The American Dream and HOAs

I knew better. I really did. But the mounting pressure to fulfill my duty as a hardworking United States citizen and promising child of Boomer parents got to me.

You move too much.

You need to create stability for your children and buy a home.

Stop paying someone else’s mortgage.

This is what they told me for years. It made sense because I had lived a lovely childhood due to my parents’ efforts. But my own adult life did not mirror theirs. I went straight from the comfort of the middle class back to the poverty from which they had escaped. Sorry, Mom and Dad.

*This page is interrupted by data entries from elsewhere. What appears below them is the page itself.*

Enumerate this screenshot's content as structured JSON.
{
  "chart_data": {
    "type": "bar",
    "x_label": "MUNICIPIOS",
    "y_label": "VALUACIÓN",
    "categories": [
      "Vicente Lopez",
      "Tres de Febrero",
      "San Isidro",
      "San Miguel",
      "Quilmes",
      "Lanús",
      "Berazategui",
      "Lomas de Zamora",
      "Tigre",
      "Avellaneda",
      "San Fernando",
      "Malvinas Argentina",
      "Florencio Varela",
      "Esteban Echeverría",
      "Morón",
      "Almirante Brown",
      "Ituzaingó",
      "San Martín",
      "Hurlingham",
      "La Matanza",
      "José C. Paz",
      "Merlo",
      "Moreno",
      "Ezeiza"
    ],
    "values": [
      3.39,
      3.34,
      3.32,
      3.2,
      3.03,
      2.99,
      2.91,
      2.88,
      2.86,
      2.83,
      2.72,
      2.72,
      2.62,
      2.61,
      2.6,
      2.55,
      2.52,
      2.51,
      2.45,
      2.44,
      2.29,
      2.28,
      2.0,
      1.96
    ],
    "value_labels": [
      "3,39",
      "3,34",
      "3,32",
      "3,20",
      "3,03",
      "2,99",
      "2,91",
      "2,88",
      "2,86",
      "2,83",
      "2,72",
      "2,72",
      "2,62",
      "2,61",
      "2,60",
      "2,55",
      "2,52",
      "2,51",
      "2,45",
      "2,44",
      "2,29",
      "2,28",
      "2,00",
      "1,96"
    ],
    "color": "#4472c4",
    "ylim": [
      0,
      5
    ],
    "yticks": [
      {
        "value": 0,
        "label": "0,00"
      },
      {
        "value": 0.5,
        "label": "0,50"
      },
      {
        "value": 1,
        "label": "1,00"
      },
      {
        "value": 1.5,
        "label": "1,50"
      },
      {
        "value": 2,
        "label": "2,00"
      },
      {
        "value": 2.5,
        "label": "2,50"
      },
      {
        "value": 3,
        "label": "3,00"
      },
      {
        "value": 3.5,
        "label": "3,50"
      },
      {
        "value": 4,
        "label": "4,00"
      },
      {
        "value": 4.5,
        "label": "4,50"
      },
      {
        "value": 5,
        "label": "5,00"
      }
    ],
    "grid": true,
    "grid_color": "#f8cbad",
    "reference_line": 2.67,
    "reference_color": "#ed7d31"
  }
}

I have lived in a few different places in Tampa. I also bounced into and out of several homes in the SouthShore region of the County (Hillsborough County, Florida). And it was frustrating at times:

But let’s focus on my tenure at house I bleached and wanted to set on fire. During that time, a lot was going on in Tampa Bay. The housing market had crashed. Every third house in my neighborhood was empty from foreclosures and people who had just walked away from their newly worthless homes (I would take walks and look into the windows of these homes and see children’s items strewn across the floors. It was eerie.). Some of the empty homes were not just devoid of people—they were devoid of both interior and exterior walls because the builders had utilized Chinese drywall. And then there was a national expose on Homeowners Associations in Florida.

That HOA expose filled newspapers, news channels, and people’s consciousness, including my own. Yet here I am, uncomfortably sitting in a house that isn’t really mine, wishing I had taken heed of information embedded into my brain over a decade ago.